Cliffhanger

Big tread leads to adventure in Pleasant Valley

Cliffhanger

Photos by Charles Sanderson

I confess I can’t just take a trip. There has to be high jinks, characters, wonder and at least one “what the hell was I thinking?!” The road through Pleasant Valley wasn’t an exception.

After a greasy breakfast in Payson, I decided to head east on the 260, in search of the Young-Globe “hi-way.” Tall Ponderosa pines swayed in a cold morning breeze that crashed into the steep rise of the Mogollon Rim as I set off. I rattled my way south over the washboards of a wide dirt road through the trees, dust swirling up behind me.

The road wound for 20 miles until becoming civilized with asphalt. Five miles outside of Young, I spotted a sign for Haigler Creek and couldn’t resist the side trip along Chamberlain Trail (NF 200). It was a perfect opportunity to get my feet wet in Pleasant Valley, so to speak.

The land opens up into a wide expanse of velvety grass specked with juniper – heaven for grazing. Basques immigrants discovered this area 160 years ago, running sheep through this 2-mile-wide corridor between the Salt River Valley and summer grazing lands in the Apache-Sitgreaves National Forest.

Despite its name, Pleasant Valley’s first tourist attraction is a grave, one mile into Chamberlain Trail. A Navajo herder has rested there since 1887, the first man killed in the Pleasant Valley War. Its violence would span a decade, wiping out almost every member of two feuding families: the Tewksburys and the Grahams.

Haigler Creek itself was peaceful. Small rainbow trout wriggled for cover as I tossed my shoes aside and dipped my feet in icy water to relax. After an hour, my stomach told me it was time to see what the town of Young had in the way of amenities.

 

I passed ranches with despair-embracing names like Poco Dinero and Flat Broke Ranch. The first welcome sign was Alice’s Restaurant and Cantina perched on a hilltop.

Cresting the slope, I parked and went inside to chow down a bland burger, surrounded by NASCAR posters. I washed down the meal with tea on a patio, beside a horseshoe pit. There I saw my first view of the entire valley. Old barns, crumbling corrals and the scattered homesteads spanned a century of sparce development in the valley. I got the sense this was a forgotten place of elegant simplicity.

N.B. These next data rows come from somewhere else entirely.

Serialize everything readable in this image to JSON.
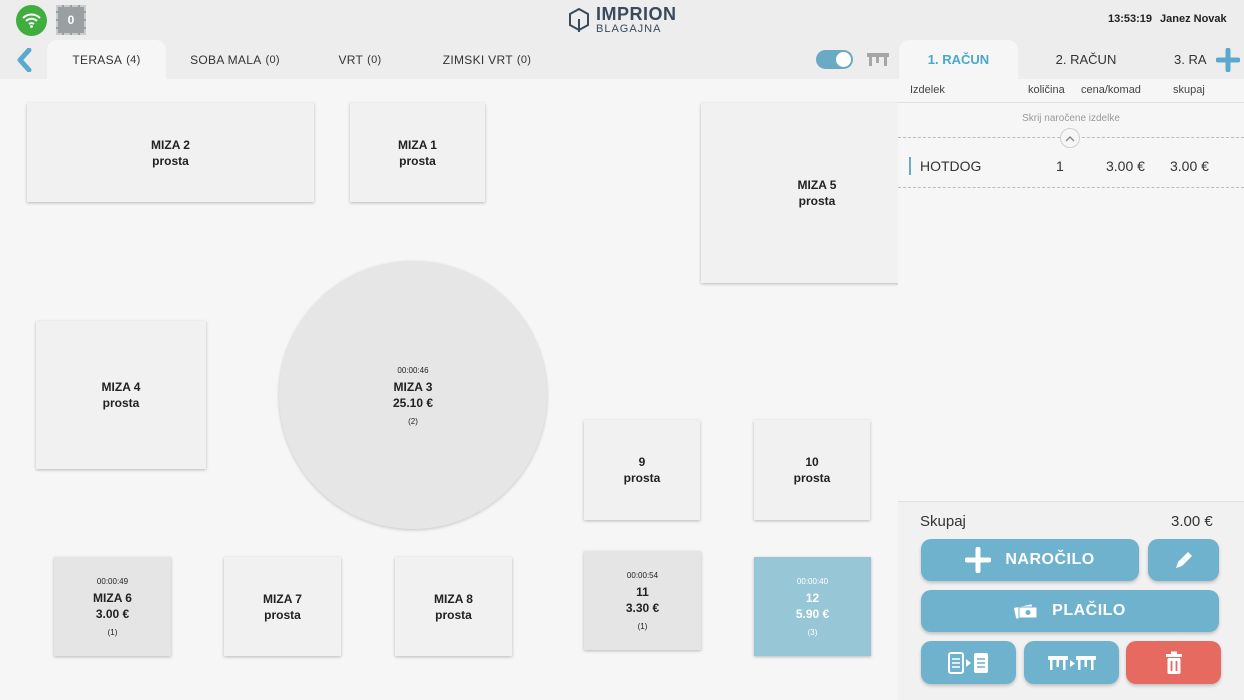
{
  "status": {
    "wifi_icon": "wifi-icon",
    "badge_count": "0"
  },
  "logo": {
    "name": "IMPRION",
    "sub": "BLAGAJNA"
  },
  "header": {
    "time": "13:53:19",
    "user": "Janez Novak"
  },
  "rooms": [
    {
      "label": "TERASA",
      "count": "(4)"
    },
    {
      "label": "SOBA MALA",
      "count": "(0)"
    },
    {
      "label": "VRT",
      "count": "(0)"
    },
    {
      "label": "ZIMSKI VRT",
      "count": "(0)"
    }
  ],
  "tables": [
    {
      "name": "MIZA 2",
      "status": "prosta"
    },
    {
      "name": "MIZA 1",
      "status": "prosta"
    },
    {
      "name": "MIZA 5",
      "status": "prosta"
    },
    {
      "name": "MIZA 4",
      "status": "prosta"
    },
    {
      "name": "MIZA 3",
      "time": "00:00:46",
      "amount": "25.10 €",
      "guests": "(2)"
    },
    {
      "name": "9",
      "status": "prosta"
    },
    {
      "name": "10",
      "status": "prosta"
    },
    {
      "name": "MIZA 6",
      "time": "00:00:49",
      "amount": "3.00 €",
      "guests": "(1)"
    },
    {
      "name": "MIZA 7",
      "status": "prosta"
    },
    {
      "name": "MIZA 8",
      "status": "prosta"
    },
    {
      "name": "11",
      "time": "00:00:54",
      "amount": "3.30 €",
      "guests": "(1)"
    },
    {
      "name": "12",
      "time": "00:00:40",
      "amount": "5.90 €",
      "guests": "(3)"
    }
  ],
  "bills": {
    "tabs": [
      "1. RAČUN",
      "2. RAČUN",
      "3. RA"
    ]
  },
  "columns": {
    "item": "Izdelek",
    "qty": "količina",
    "price": "cena/komad",
    "total": "skupaj"
  },
  "order": {
    "hide_ordered": "Skrij naročene izdelke",
    "items": [
      {
        "name": "HOTDOG",
        "qty": "1",
        "price": "3.00 €",
        "total": "3.00 €"
      }
    ]
  },
  "summary": {
    "label": "Skupaj",
    "value": "3.00 €"
  },
  "actions": {
    "order": "NAROČILO",
    "payment": "PLAČILO"
  },
  "colors": {
    "accent": "#6fb2cd",
    "selected_table": "#97c6d7",
    "danger": "#e66a60",
    "wifi": "#3fae3f"
  }
}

The place to rub elbows in Young is Antler Bar and Café. Though built in 1946, it feels like a bygone saloon. I found my way up its rustic steps to sip a drink, surrounded by dozens of stag horns from long-departed elk. Slowly the crowd drifted in, making me part of the group within minutes.

Brett, a jovial round-faced man, warned me I was sitting at Perry’s seat. Mark and his wife were congratulated as new grandparents of a 4 1/2-pound baby. Old Joe growled through a white beard that he was looking to sell a ‘66 Ford Bronco. When someone showed interest, he cautioned, “It’s one of them personality rigs. Gotta take low gears slow.” Jimmy, across the way, was still on the wagon… until he decided to drink something harder than iced water. Meanwhile, the potential ’66 Bronco buyer kept blowing his money on shots of whiskey for Bob, who used them to warm a rough throat.

I settled in for conversation and a decent burger and beers five and six. Later, I had enough wisdom to push down the seats of my SUV and bed down for the night. The next day was a different story.

 

Waking up, I continued down the road to Globe. Several miles later, I came across the entrance to Cherry Creek Road (FR203) – an unrefined trail clawing its way down out of the pines into the high desert, within view of Roosevelt Lake.

The road appeared to be a pleasant drive through the pines until it presumably reconnected to Forest Route 188 further along. But I found myself on a steep descent into one of the more astounding Arizona landscapes I’ve seen – the Sierra Ancha Wilderness.

The road fords several small streams that feed lush vegetation as they flow into valleys below. The way becomes rockier as evergreens fade into high desert. Here, various hikes bring into view forgotten cliff dwellings from centuries past. At 15 miles in, the road becomes impassable to all but the most experienced off-road enthusiasts.

Let me clarify: I’m not the most experienced off-road enthusiast. And yet, I kept going, driving my SUV down an ATV-wide road. In one switchback, gravel shot out from under my wheels as I slid toward the road’s edge.

I yanked back my parking brake. I gulped down my racing heart, thinking, “How do they solve this in the movies?”

A roar echoed through the hills as I put every little horse in my engine to work, backing up to solid ground. Returning to the safety of FR 188, I headed home. Eventually the pines faded away and the road’s final glory was unveiled along a paved stretch overlooking Roosevelt Lake.

As I drove, I muttered, “What the hell was I thinking!?”